Nimrod: Les jambes d’Alice [The Legs of Alice]
This novel is set in Chad during the Civil War in that country in 1979. The nameless hero/narrator is a teacher in N’Djamena, as the civil war breaks out and seems to be getting worse. He is married to Maureen and they have a daughter. He is also a sensualist. We learn, later in the book, of his sensuality, his lust for the feminine – for his wife, his sister-in-law, his former girlfriends and even, on one occasion, his mother’s breasts. As the title of this book shows, the object of his lust is, this time, Alice. Alice and Harlem are basketball players at the school where he teaches, both aged eighteen, though Alice will celebrate her nineteenth birthday during the course of the book. He had watched them playing basketball for some time, purely out of lust. Now things are getting really bad in N’Djamena and everyone is fleeing the capital, our hero included. He seems to be relatively unconcerned that he is abandoning his wife and daughter but, nevertheless, sets off. He sees Alice and Harlem and follows them. He is fascinated by the bodies of the two young women. Alice is 1.79 metres tall (a bit over 5 feet 10 inches), while Harlem is seven centimetres taller. As he follows them, he cannot help but admire their bodies, though he has long admired Alice’s feet and legs. As he points out, she is the first woman about whom he has had a leg and foot fetish. He gets his car and offers the two women a lift. After a while, Harlem asks to be let out, as she is meeting friends. Alice and our hero drive on.
He is soon having sex with her and gives us a fairly detailed description. But the war is following them and, eventually, they find a hotel where there are no other guests. The owner, Jean, whom they soon call Uncle Jean, agrees to put them up and gives them daily updates on the development of the war. Our hero and Alice have a lively relationship – she is particularly annoyed when he admires the full figure of her cousin, Evariste, or the beer seller at the market – but they carry on together over several weeks.
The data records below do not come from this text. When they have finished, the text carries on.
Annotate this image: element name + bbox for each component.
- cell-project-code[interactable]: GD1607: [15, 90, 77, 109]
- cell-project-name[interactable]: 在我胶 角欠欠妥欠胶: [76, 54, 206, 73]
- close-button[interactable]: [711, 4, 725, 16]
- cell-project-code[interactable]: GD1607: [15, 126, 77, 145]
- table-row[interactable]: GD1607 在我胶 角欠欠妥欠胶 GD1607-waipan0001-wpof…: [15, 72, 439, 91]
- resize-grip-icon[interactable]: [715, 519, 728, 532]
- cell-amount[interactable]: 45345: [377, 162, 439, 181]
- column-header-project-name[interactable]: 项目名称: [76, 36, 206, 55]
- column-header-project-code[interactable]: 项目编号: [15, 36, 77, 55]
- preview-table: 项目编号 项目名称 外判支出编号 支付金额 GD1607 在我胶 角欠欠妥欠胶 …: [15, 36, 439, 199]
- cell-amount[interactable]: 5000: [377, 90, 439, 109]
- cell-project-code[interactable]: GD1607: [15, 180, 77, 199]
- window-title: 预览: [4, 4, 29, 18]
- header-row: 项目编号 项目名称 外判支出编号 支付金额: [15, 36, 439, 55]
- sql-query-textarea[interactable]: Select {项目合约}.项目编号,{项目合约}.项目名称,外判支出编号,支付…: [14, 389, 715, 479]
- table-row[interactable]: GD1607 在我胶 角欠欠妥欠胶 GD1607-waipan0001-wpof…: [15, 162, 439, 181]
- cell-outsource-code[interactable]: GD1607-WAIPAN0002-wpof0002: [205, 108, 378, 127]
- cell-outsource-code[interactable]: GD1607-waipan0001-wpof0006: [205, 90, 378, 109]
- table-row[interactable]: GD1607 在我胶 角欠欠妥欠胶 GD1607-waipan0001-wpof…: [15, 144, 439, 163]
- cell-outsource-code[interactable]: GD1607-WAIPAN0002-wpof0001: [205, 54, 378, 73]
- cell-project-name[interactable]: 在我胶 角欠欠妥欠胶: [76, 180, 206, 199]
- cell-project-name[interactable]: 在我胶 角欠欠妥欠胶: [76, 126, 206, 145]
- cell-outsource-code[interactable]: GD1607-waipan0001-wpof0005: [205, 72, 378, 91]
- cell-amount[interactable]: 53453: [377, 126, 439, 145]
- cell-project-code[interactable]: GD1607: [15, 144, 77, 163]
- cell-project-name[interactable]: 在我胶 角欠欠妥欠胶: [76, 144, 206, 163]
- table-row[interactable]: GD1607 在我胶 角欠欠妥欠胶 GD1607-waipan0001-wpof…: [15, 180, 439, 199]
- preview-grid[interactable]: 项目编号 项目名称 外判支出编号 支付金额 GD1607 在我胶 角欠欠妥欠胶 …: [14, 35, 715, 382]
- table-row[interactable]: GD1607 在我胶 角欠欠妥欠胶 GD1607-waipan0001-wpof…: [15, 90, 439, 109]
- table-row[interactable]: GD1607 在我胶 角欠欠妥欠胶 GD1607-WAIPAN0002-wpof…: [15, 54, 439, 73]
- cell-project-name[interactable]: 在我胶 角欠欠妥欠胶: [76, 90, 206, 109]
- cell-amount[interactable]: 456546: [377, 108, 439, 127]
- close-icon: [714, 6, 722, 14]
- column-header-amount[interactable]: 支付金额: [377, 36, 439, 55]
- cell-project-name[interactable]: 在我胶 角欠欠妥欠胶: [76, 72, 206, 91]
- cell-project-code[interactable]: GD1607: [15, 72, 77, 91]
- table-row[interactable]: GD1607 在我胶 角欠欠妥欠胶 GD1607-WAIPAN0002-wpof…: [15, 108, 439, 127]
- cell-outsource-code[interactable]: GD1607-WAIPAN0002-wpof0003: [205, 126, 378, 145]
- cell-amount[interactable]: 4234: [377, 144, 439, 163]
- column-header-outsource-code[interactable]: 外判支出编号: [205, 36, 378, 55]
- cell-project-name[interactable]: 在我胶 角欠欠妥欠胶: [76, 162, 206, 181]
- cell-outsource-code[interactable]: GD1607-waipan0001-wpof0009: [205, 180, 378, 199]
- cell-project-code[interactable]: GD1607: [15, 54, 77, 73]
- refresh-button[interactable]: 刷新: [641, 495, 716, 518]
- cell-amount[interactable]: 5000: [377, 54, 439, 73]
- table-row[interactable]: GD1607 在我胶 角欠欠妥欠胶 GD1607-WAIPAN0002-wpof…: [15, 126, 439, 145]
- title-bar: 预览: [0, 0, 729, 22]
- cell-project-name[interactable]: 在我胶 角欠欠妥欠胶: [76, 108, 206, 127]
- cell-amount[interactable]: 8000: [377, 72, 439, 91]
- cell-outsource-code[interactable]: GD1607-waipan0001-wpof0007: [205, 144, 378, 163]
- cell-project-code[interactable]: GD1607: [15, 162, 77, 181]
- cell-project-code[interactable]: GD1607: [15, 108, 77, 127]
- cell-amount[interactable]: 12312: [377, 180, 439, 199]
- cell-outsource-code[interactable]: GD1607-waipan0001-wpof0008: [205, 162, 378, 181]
They visit her grandfather and her parents. They go the night market at Laï, which is very lively when they first go but will later be abandoned. But things are not working out too well. Our hero is starting to get bored with Alice and the war is encroaching, with Libyan troops invading. When an old friend, Captain Doubaye, turns up at the hotel in a tank, our hero goes off with him, leaving Alice to Jean.
Others have called this novel poetical and it certainly is written in something of a more poetic French. However, lust, for that is what it is, is not in itself poetic and our hero’s lust for women is neither poetic nor, frankly, particularly interesting. We get considerable descriptions of his activities with the various women in his life but they are fairly predictable. That a man would abandon his wife and daughter for a pretty leg in a civil war might have something mildly romantic about it but it is also more than a little irresponsible. This book is not a bad read but it certainly is not a classic of African literature.